IPART member Deborah Cope said their decisions were aimed at supporting the long-term security of water entitlements and reliability of water supply in regional and rural NSW.

"Increases in expenditure are needed to provide a sustainable water supply in areas that are particularly vulnerable to the impact of climate change," Ms Cope said.

"The price increases will help sustain the effort to manage water resources and maintain dams and other infrastructure effectively for the long-term benefits of water users."

Lachlan general and high security water users, who are set to benefit from the expansion of Wyangala Dam, have been hit with some of the largest bulk water price rises, 51.8pc and 43.6pc.

Namoi water users are also set to see price rises of 51.6pc for high security entitlement holders and 32.1pc for general security licence holders.

Murray general security water users will see the smallest increase to their bills, 9.7pc.

NSW Irrigators' Council (NSWIC) reacted to the news on Thursday, saying it was a blow to farmers trying to recover lost ground in their first wet season after years of severe drought.

"Many irrigators did not get any water at all during those drought years, but still had to pay their annual water bills," said NSWIC chief executive officer Claire Miller.

"Now, in the first decent year for a long time when farmers are hoping to make up some of what they lost in income, much less get ahead, IPART is hiking up their charges.
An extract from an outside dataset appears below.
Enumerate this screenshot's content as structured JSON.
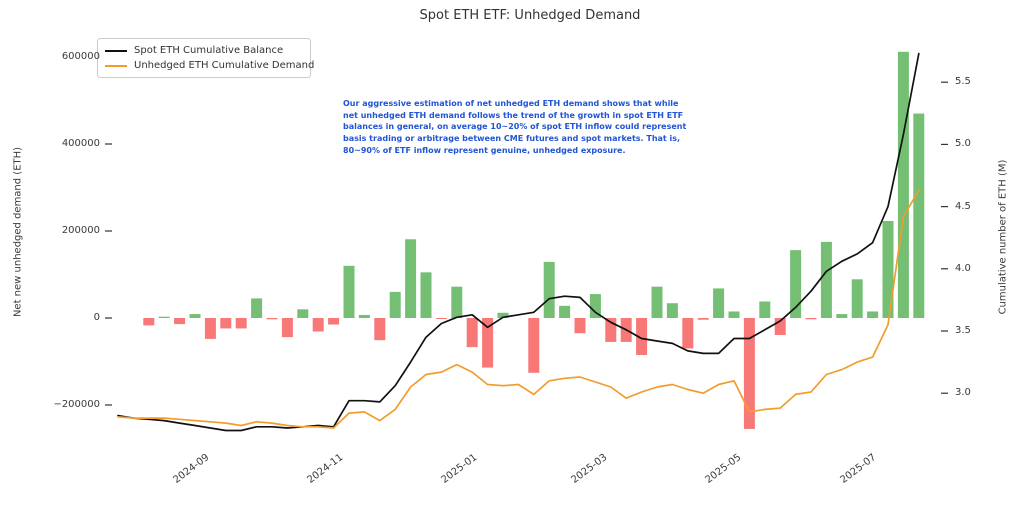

"It is cold comfort that IPART's pricing determination for the next four years is less than what WaterNSW and other Government agencies originally proposed."

NSWIC said IPART also decided to further increase water users' share of water management and infrastructure costs, ignoring the strong case for Government to cover the costs of public good works and programs.

"Few people realise irrigators already pay for 80 per cent of capital expenses, and 100pc of operational expenses to manage our waterways. This is an incredibly high proportion of costs, when irrigators use only around 25pc of total flows," Ms Miller said.

"Australians would reasonably expect Government to cover the costs of protecting towns and cities from floods, ensuring adequate water quality, and looking after river environments - it is wrong for these public costs to be almost entirely passed on to the irrigation industry."

Ms Miller said the costs attributed to the government-owned meters would be a particular blow for southern basin water users - who had government-owned meters imposed on them as part of early Murray-Darling Basin Plan programs to save water for the environment.

"They were assured back then that Government would cover the ongoing costs of the infrastructure it owns. It is a kick in the guts for these irrigators to now face an $899 a year charge for meters they do not even own."